Yasnogorsk is a machine-building center in the Tula region south of Moscow. Like hundreds of Soviet-built industrial towns and cities, it was devastated by the return of capitalism. It has now become a center of working-class resistance.

“We were well off in Soviet times,” a Yasnogorsk machine builder told Workers World in May. “Our plant produced coal- mining equipment for the entire Soviet Union. Everything we have we got in the Soviet Union. We could afford furniture and TV sets and some of us had cars. There were good schools and Pioneer camps for our children. Now the Pioneer camp is closed, and we are living off the potatoes we grow in our gardens. We can’t even buy bread. But the managers and directors vacation in the Canary Islands.”

Last September, after 11 months without pay, the workers seized the plant. “It operated under our control,” said strike committee leader Andrei Guan Ti Fa. “We produced and paid wages. Workers' guards protected the plant, and nothing moved without our permission.” When two plant directors elected by the workers were arrested, strikers blocked the railway line and took plant managers hostage.

On July 9, after 10 months of struggle, the bosses gave in. They signed a collective agreement that guaranteed back pay for all the time of the strike and gave the workers' committee veto power over decisions by the plant administration.

The Russian left newspaper Perspektiva said, “Such unprecedented terms would be hard to imagine not only in Russia but in any developed capitalist country.”

The Yasnogorsk workers are now planning to run a worker candidate, Vyacheslav Regusov, in the December parliamentary elections. The stated purpose of the campaign is to use the state duma as a platform for revolutionary ideas. On July 21, inspired by the Yasnogorsk victory, 3,000 industrial workers in nearby Kimovsk voted to go on strike after 17 months without pay.

Said Guan Ti Fa: “If workers can run a plant, we can also run the country. Lenin said: factories to the workers and land to the tillers. We hope workers all across Russia will take power in their plants. But the next stage will be the fight for political power, for workers' control over the economy of the entire country.”

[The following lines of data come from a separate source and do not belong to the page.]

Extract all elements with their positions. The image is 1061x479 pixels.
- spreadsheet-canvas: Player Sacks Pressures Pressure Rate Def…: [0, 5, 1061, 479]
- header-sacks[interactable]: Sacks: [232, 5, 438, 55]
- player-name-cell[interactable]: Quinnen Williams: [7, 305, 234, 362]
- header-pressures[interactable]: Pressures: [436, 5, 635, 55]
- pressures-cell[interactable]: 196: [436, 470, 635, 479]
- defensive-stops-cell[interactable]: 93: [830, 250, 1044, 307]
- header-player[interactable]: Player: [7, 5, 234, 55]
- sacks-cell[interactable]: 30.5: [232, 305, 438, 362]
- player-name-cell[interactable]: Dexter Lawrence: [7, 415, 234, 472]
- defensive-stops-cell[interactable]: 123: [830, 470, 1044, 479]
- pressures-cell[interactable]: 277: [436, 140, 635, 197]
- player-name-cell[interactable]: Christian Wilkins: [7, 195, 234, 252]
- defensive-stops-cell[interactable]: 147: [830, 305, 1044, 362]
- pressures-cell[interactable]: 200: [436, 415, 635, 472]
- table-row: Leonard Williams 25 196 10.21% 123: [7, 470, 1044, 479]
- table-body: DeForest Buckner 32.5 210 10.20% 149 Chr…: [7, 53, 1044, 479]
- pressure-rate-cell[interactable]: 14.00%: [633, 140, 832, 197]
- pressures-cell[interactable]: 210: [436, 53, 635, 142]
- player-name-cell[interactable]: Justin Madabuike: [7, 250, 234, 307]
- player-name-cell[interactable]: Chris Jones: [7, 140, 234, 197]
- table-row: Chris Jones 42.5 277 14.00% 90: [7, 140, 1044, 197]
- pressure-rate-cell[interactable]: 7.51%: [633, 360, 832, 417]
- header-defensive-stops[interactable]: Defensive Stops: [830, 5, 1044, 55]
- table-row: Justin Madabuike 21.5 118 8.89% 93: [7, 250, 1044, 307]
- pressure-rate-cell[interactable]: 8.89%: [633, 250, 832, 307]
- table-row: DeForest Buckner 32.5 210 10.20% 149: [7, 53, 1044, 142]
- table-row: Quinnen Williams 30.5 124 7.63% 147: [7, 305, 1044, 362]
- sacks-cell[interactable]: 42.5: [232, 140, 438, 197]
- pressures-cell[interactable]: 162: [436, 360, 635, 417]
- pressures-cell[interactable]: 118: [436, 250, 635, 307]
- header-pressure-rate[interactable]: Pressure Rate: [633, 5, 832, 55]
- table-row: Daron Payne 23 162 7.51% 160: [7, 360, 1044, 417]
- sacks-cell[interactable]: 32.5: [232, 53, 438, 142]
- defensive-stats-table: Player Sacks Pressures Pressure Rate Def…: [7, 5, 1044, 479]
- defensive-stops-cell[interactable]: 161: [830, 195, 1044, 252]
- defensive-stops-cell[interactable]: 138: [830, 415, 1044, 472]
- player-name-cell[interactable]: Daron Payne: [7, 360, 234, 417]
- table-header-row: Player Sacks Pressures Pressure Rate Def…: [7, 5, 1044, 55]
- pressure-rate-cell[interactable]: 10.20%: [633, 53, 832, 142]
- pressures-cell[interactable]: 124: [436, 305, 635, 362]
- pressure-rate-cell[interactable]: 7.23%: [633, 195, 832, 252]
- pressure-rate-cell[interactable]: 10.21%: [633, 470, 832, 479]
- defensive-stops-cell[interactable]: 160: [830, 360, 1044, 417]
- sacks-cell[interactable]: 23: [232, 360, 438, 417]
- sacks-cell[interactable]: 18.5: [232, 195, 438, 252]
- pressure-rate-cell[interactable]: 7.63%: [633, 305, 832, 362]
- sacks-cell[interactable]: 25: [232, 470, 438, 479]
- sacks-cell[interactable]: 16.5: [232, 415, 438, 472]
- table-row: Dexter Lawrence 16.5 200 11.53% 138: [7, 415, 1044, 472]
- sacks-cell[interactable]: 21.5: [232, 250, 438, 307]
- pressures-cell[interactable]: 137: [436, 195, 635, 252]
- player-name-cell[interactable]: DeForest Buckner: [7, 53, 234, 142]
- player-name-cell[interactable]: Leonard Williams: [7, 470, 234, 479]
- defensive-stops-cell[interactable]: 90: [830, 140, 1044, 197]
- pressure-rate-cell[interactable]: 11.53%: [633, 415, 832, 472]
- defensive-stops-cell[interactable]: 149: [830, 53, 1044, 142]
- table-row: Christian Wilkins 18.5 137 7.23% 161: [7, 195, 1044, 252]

For Russia's working class such struggles are about survival. The monopoly-dominated world capitalist market cannot absorb the productive capacity of the Soviet-built planned economy. The IMF wants Russia's plants shut down, and Russia's new capitalists often find speculation more profitable than production.

“We discovered our bosses and German investors planned to shut our mill down,” says a woman worker at the Leningrad Metal Works who is in the RKRP. “So we physically removed the plant administration. In 1917 our plant provided the first armed workers' detachment for the Bolshevik Revolution. We will do that again.”